Adaletin devletin temeli olduğunu, adaletin bulunmadığı yerde devletin çöktüğünü ancak şu anda devletin lekeli olduğunu savunan Kılıçdaroğlu, şu değerlendirmede bulundu:

"Çünkü bir kişi diyor ki, 'Yasama organı benim ağzıma bakacak, yani Meclis, yani 600 kişi gelecek seçilecek benim ağzıma bakacak, ben ne dersem ona göre karar verir.' E neden seçiyor 600 kişiyi o zaman? Para vermek için mi? Türkiye'yi getirmek istedikleri rejim budur, demokrasiyi yok etmek, tek adam rejimini getirmek. Düne kadar birbirlerini yiyorlardı şimdi yan yana geldiler. Kime bağırıyorlar? Kılıçdaroğlu'na. 'Eyy Kılıçdaroğlu' diye başlıyor, neden? Çünkü Kılıçdaroğlu, doğruları söylüyor, milleti kandırmıyor, yalan söylemiyor. O zat benimle yüzleşmek, görüşmek istiyor, 'Er meydanı' diyor. Senin istediğin televizyon kanalı, istediğin gazeteciler, senin istediğin orduyla gel. Gelmeyen namerttir."

Türkiye'de 20 Temmuz'da sivil darbe yapıldığını söylediğini hatırlatan Kılıçdaroğlu, bunun 12 Eylül'den farkının olmadığını savundu.

Türkiye'nin her tarafında OHAL ilan edilmesini eleştiren Kılıçdaroğlu, şunları söyledi:

"Türkiye'nin her tarafında OHAL ilan ettiler. Rize'de, Edirne'de OHAL'e ne gerek var. Hadi Ankara'yı anlarız, askerler burada kurulurlar darbe yaparlar. Çok kısa bir süre uygulayacağız diye söz verdiler. İki seneyi geçti çünkü parlamentoyu devre dışı bıraktılar. Birleşmiş Milletlere 16 Temmuz'da bir dilekçe verdiler, dediler ki 'Biz adil yargılama yapmayacağız, biz tutuklananlara insanca davranmayacağız yani işkence yapacağız'. Kime söylediler Birleşmiş Milletlere söylediler. Bizim tarihimizde bir ilktir bu. Yenikapı'da söyledim, kışlaya, camiye, adliyeye siyaseti sokmayın, siyaset ayrı bunlar ayrı. Şimdi yeniden bir askeri vesayeti getirmek istiyorlar, getiriyorlar. Kendi tek adam vesayetini güçlendirmek için Genelkurmay Başkanı ile saray sözcüsünün ziyareti anlamlıdır. Şimdi konuşmuyor ama bunun üzerinde duracağım. Bir kişi, tek adam rejimini güçlendirmek için tıpkı 28 Şubat'ta olduğu gibi bir vesayet kurdurmak istiyorsa buna şiddetle karşı çıkacağız."

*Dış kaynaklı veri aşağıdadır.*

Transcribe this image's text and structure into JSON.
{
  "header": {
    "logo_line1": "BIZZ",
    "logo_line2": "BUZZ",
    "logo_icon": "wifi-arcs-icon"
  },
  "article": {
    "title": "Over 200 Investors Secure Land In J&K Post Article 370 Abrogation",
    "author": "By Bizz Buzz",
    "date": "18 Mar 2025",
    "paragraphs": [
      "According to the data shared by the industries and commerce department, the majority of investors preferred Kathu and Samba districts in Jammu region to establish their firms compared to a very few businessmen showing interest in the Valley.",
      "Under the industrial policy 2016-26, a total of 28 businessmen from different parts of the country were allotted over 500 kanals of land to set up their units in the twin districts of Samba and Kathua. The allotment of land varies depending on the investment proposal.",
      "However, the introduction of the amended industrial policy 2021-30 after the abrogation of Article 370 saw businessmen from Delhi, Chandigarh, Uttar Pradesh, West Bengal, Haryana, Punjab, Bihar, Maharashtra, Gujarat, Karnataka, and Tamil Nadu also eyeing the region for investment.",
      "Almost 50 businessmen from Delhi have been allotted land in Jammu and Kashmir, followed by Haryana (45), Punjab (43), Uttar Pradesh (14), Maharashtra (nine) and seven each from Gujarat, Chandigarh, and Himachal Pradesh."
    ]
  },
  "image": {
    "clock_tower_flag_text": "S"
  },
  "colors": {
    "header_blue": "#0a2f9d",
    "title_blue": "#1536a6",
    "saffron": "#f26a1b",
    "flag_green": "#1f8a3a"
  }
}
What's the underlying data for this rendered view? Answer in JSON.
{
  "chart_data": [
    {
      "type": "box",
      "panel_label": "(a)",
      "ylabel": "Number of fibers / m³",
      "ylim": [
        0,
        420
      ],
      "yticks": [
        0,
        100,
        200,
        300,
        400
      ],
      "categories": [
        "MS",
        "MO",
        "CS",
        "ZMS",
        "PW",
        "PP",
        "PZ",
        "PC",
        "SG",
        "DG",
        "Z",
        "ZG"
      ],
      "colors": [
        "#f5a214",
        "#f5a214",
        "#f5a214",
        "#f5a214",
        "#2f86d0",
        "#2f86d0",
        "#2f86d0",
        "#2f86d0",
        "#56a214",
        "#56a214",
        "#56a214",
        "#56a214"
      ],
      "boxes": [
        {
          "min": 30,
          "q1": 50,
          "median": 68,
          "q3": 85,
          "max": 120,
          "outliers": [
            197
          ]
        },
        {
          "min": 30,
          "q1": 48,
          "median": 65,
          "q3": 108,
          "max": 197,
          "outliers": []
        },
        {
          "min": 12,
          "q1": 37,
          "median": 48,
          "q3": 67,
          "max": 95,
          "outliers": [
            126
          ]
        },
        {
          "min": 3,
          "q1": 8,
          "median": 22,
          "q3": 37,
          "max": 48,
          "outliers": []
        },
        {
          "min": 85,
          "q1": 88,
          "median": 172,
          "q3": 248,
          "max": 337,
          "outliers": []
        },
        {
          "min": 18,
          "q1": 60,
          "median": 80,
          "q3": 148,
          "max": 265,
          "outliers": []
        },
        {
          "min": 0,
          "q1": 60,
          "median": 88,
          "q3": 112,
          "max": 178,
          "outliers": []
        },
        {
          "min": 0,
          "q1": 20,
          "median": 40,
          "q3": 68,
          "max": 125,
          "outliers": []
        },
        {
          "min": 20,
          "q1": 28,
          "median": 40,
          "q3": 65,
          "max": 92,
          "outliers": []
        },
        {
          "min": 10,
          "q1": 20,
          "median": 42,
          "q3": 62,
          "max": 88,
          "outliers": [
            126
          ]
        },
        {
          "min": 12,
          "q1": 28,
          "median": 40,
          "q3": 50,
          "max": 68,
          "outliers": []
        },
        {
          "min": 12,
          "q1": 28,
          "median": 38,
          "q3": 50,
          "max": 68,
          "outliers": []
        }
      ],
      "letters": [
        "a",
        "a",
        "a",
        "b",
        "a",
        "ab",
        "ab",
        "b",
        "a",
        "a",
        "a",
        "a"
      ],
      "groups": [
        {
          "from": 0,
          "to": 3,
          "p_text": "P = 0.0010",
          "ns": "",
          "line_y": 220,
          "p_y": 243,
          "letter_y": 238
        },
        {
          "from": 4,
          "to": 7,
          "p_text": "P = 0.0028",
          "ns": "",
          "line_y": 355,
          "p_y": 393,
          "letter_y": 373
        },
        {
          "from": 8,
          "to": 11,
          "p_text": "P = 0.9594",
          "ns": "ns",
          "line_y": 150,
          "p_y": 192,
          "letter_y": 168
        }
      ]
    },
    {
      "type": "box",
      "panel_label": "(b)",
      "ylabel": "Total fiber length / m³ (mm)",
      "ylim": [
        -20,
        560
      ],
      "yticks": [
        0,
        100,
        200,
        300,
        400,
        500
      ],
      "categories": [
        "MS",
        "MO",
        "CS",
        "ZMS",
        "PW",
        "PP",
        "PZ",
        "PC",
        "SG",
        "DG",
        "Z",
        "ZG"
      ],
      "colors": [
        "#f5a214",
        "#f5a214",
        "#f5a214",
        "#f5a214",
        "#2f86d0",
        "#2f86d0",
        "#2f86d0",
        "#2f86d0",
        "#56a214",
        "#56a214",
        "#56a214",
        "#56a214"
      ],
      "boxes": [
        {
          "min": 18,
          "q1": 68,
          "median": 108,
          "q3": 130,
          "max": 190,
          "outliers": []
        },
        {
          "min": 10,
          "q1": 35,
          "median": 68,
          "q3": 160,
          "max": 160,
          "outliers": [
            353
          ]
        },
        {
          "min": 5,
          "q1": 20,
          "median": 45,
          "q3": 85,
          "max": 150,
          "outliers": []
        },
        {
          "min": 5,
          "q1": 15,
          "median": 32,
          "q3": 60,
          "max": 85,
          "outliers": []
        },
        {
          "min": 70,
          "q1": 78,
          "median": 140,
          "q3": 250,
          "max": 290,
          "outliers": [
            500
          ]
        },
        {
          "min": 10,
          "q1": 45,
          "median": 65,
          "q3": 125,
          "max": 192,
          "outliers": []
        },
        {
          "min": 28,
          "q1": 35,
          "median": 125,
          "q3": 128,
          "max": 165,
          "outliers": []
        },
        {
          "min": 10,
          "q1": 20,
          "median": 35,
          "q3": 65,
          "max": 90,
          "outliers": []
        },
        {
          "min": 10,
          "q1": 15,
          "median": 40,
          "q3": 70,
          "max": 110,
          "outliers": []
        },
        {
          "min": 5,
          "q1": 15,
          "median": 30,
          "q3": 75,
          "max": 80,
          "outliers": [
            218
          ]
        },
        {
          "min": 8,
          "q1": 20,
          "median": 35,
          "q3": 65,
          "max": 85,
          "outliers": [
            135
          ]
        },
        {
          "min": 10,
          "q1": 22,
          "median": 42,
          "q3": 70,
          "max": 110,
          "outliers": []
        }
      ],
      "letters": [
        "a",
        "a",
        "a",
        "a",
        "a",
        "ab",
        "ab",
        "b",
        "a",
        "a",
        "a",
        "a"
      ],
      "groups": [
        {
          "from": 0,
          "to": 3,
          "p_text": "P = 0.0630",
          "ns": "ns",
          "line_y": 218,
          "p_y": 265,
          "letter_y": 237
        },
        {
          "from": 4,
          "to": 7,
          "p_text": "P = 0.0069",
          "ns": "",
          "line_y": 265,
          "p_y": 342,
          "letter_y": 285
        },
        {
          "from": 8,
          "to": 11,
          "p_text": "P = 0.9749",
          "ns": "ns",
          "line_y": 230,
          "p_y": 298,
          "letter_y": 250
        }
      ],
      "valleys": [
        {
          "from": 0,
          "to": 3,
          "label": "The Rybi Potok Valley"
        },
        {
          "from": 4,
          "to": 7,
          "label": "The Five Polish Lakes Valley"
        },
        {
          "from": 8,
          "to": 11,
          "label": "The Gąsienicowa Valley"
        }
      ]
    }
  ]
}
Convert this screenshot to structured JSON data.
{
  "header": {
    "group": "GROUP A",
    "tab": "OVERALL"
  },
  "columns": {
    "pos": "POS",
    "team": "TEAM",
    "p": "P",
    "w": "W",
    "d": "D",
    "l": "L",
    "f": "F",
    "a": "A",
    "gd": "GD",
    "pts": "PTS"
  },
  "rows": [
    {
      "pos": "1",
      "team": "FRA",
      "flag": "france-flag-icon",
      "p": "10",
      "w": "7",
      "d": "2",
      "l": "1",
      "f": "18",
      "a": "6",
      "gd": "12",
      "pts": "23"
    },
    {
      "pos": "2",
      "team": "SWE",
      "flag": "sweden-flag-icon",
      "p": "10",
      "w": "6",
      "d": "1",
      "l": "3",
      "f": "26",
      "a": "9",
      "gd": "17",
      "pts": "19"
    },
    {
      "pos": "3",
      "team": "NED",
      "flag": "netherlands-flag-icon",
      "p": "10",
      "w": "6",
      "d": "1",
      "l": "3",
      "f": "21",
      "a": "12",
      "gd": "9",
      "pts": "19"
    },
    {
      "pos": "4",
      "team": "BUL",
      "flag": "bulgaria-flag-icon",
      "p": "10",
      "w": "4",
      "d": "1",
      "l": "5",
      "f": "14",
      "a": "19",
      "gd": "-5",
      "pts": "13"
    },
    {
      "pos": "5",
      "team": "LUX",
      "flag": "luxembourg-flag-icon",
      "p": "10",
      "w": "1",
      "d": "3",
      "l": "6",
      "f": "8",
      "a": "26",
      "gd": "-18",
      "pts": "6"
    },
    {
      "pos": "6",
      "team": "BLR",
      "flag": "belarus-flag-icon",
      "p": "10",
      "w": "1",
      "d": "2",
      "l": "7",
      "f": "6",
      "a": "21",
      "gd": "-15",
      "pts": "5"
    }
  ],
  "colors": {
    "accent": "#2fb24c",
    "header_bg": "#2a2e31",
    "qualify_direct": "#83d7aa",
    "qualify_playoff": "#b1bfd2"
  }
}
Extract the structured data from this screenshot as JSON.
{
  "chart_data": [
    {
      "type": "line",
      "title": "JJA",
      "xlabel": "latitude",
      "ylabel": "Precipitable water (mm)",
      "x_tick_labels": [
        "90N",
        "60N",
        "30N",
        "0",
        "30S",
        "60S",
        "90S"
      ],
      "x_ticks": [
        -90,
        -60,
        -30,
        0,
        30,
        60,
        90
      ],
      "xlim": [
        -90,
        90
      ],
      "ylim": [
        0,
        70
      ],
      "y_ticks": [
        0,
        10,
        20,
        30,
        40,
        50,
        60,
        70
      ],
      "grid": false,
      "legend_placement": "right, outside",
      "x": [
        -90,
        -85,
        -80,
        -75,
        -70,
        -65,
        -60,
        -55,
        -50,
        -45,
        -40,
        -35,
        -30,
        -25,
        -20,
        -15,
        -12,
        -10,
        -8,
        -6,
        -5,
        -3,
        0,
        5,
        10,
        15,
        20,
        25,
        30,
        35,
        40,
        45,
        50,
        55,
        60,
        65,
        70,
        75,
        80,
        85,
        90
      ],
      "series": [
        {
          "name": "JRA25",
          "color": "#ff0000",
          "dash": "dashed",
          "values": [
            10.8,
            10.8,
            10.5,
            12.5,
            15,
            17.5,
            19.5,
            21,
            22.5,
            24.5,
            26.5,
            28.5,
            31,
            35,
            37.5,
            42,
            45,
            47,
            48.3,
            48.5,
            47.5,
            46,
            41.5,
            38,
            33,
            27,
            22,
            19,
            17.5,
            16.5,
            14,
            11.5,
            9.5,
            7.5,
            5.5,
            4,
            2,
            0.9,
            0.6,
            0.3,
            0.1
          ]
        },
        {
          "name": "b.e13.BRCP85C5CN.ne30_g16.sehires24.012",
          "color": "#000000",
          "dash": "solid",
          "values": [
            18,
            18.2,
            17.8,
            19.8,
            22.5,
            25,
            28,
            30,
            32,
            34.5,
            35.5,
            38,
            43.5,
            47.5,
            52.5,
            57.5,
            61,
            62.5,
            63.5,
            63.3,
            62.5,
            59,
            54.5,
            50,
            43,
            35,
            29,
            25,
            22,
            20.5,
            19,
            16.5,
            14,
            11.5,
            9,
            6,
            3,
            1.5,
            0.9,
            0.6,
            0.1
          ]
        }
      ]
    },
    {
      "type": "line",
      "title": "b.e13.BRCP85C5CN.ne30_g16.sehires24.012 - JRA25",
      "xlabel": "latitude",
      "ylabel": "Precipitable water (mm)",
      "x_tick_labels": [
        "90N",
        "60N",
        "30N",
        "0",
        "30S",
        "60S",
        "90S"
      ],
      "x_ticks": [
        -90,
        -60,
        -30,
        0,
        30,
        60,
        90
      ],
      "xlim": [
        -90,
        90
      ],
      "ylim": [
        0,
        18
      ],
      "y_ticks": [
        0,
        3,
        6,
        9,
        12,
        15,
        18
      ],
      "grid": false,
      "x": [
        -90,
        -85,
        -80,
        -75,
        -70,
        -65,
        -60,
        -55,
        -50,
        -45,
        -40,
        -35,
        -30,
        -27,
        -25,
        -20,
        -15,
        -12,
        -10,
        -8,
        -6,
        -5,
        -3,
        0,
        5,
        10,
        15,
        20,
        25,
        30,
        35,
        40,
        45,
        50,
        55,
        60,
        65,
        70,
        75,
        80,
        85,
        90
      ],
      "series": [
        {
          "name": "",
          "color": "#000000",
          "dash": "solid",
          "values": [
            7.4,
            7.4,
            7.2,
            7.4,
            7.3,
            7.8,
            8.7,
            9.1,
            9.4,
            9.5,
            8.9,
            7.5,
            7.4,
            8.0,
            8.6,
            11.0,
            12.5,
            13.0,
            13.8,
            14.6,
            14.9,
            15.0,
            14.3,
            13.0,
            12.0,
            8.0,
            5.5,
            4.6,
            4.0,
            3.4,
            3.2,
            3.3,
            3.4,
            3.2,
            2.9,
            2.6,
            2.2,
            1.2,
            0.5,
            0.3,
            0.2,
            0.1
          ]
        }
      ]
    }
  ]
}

CHP Genel Başkanı Kılıçdaroğlu, ekonominin iyi gitmediğini, devletin tefecilere teslim edildiğini, ekonomiyi tefecilerin yönettiğini ileri sürdü.

Son 15 yılda Londra'daki bir grup faiz lobisine 150 milyar lira faiz ödendiğini, faiz oranlarının düşürülmesi gerektiğini dile getiren Kılıçdaroğlu, işsizlik sorunu yüzünden kendisini yakan insanlar olduğunu anlattı.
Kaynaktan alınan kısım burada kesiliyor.